5 Wanneer gij uws haters ezel onder zijn last ziet liggen, zult gij dan nalatig zijn, om het uwe te verlaten voor hem? Gij zult het in alle manier met hem verlaten.

6 Gij zult het recht uws armen niet buigen in zijn twistige zaak.

7 Zijt verre van valse zaken; en den onschuldige en gerechtige zult gij niet doden; want Ik zal de goddeloze niet rechtvaardigen.

8 Ook zult gij geen geschenk nemen; want het geschenk verblindt de zienden, en het verkeert de zaak der rechtvaardigen.

9 Gij zult ook den vreemdeling niet onderdrukken; want gij kent het gemoed des vreemdelings, dewijl gij vreemdelingen geweest zijt in Egypteland.

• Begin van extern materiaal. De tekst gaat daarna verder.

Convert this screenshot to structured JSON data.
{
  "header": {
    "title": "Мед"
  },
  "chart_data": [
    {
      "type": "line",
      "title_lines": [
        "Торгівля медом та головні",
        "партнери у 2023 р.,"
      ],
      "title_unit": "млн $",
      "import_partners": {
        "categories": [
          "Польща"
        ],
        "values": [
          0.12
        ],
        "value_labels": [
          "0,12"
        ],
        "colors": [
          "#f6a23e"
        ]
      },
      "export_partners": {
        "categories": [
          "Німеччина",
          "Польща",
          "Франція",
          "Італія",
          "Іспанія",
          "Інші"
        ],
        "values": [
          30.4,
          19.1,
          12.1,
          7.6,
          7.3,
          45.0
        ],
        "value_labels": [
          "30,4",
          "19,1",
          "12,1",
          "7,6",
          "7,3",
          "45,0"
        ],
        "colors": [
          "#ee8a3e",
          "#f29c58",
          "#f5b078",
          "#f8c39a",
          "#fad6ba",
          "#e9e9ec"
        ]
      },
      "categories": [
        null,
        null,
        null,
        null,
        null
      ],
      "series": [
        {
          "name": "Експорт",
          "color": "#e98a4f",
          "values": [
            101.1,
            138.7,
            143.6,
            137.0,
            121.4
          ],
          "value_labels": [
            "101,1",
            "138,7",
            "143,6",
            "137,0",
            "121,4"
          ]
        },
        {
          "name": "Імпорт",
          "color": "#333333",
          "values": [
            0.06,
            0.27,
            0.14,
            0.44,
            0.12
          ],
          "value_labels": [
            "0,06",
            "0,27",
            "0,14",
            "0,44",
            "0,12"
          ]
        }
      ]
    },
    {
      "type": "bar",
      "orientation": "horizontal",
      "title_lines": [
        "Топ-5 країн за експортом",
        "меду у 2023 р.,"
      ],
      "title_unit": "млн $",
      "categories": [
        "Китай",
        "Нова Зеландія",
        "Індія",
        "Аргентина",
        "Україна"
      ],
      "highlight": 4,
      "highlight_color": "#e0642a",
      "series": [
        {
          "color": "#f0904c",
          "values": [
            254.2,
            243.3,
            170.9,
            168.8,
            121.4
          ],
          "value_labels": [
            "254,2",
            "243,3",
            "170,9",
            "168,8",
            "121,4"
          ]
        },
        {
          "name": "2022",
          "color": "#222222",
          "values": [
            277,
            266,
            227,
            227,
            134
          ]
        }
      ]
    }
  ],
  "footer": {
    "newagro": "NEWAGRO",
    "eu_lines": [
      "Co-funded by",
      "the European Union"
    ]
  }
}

10 Gij zult ook zes jaar uw land bezaaien, en deszelfs inkomst verzamelen;

11 Maar in het zevende zult gij het rusten en stil liggen laten, dat de armen uws volks mogen eten, en het overige daarvan de beesten des velds eten mogen; alzo zult gij ook doen met uw wijngaard, en met uw olijfbomen.

12 Zes dagen zult gij uw werken doen; maar op den zevenden dag zult gij rusten; opdat uw os en uw ezel ruste, en dat de zoon uwer dienstmaagd en de vreemdeling adem scheppe.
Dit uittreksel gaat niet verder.